Dito isto, façamos uma digressão até os últimos instantes da metafísica medieval e o aparecimento da ontologia como ciência do pensável. Encontramos os calorosos debates sobre a metafísica de Aristóteles. Correntes, tomistas, escotistas e suarezianas se debruçam sobre o “objeto da metafísica”. Em torno dos debates Pereira chega ao limiar de tentar ultrapassar o “amálgama” onto-teo-lógico que orienta as discussões na metafísica clássica e medieval.
Importa pensar a “abstração” das essências no “como” [Modi] da indiferença que diz respeito aos predicativos transcendentais como bem, verdade e o próprio ente. Em Pereira estes transcendentais não permitem postulação indiferenciada da matéria por ultrapassarem o ente, ao contrário disso, a indiferença constitutiva da matéria revela a participação dos transcendentais nos entes materiais, mas também nos entes abstratos.
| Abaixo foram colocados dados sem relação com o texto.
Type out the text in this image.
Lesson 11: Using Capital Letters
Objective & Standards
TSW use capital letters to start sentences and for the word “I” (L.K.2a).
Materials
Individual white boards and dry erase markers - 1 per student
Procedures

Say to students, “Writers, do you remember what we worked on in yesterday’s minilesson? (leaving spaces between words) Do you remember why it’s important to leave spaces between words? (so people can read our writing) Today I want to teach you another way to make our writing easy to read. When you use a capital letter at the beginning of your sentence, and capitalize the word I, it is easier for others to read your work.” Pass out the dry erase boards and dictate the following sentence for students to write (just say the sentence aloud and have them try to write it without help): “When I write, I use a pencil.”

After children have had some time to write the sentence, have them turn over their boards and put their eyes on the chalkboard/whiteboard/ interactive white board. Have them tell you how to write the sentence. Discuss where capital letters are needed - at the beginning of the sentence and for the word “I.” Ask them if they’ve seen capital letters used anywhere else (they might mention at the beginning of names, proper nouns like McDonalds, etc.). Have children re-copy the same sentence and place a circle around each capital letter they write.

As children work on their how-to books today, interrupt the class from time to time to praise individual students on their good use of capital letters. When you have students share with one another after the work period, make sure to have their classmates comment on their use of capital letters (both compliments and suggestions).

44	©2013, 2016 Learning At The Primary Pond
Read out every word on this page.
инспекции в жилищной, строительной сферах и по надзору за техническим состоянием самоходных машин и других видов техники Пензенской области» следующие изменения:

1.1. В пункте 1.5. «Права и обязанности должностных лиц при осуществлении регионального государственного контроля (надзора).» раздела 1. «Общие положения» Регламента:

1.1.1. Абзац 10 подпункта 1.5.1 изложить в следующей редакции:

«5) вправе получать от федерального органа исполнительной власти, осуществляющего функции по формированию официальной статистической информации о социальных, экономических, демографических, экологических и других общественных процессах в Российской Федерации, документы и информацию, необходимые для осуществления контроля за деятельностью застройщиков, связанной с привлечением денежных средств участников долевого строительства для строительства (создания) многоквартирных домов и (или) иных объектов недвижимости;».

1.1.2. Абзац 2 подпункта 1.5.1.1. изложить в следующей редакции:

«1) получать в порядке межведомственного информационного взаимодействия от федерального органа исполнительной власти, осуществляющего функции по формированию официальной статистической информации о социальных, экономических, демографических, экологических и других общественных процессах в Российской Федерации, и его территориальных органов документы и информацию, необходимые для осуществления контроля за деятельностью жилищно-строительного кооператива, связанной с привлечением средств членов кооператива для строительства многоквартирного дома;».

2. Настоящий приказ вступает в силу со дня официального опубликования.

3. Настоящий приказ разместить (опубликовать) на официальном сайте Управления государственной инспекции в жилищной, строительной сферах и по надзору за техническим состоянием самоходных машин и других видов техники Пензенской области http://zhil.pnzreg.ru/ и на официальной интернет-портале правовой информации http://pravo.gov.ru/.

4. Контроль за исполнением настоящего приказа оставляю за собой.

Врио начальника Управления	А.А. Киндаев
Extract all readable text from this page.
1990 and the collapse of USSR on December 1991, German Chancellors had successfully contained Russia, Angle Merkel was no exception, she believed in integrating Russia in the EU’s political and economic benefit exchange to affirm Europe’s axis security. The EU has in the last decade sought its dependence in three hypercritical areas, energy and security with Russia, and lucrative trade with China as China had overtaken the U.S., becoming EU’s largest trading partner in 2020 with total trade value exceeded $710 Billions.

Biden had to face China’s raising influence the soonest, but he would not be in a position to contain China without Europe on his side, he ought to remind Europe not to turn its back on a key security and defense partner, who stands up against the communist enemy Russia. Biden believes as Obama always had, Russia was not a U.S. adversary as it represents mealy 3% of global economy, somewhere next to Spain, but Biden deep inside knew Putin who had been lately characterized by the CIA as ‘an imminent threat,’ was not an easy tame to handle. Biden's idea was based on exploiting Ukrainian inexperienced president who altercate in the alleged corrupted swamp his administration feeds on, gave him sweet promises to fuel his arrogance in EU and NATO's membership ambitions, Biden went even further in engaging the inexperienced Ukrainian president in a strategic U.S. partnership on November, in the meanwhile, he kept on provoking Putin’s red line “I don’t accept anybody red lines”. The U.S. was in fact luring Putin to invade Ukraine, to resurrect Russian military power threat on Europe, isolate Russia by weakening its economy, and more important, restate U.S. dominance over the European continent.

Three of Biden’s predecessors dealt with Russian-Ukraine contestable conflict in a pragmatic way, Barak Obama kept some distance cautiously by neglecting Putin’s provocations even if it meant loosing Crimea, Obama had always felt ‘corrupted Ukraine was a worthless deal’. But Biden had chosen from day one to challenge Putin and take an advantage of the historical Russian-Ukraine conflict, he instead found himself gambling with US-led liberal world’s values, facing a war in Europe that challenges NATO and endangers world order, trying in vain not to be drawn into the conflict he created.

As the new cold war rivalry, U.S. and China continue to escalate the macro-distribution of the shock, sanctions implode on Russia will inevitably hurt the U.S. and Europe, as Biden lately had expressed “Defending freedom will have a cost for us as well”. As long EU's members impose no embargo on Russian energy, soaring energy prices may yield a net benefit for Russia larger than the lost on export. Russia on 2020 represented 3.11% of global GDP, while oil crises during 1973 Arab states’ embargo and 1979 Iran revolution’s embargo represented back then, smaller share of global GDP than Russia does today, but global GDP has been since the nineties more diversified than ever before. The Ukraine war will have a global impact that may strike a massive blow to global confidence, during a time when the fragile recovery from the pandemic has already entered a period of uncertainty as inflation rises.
De modo premente, Pereira abre o caminho para que fosse possível pensar um “conhecer das possibilidades” indiferente do conteúdo efetivo in abstrato como separação da matéria. Em seu Isagoge publicado em 1598 Goclenius emprega o termo ontologia para teorizar uma oposição entre a filosofia primeira enquanto ciência do ente enquanto tal e a metafísica ou teologia enquanto ciência de Deus. Mas é em Jacob Lorhard a partir das influências de Timpler que o termo ontologia ganha o conteúdo que a modernidade e a pós-modernidade lançam mão. Timpler determinará que “O objeto adequado da metafísica se torna o puro pensável, não o real.” (Olivier Boulnois, 2015, p. 276, ed. Unisinos) Apesar disso a ontologia como ciência das possibilidades ainda não tomou corpo nos âmbitos intelectuais. Mas em 1609 Lohard populariza o pensamento de Timpler em seu Agdoas Scholastica o termo “ontologia” e desse modo diz Boulnois: “A ontologia nascente […] não é uma ciência real já que engloba todos os inteligíveis representáveis, que sejam possíveis ou impossíveis, “alguma coisa” ou “nada” […]” (Olivier Boulnois, 2015, p. 276, ed. Unisinos) Determinada desse modo a ontologia tem enquanto objeto “a totalidade do que é pensável”.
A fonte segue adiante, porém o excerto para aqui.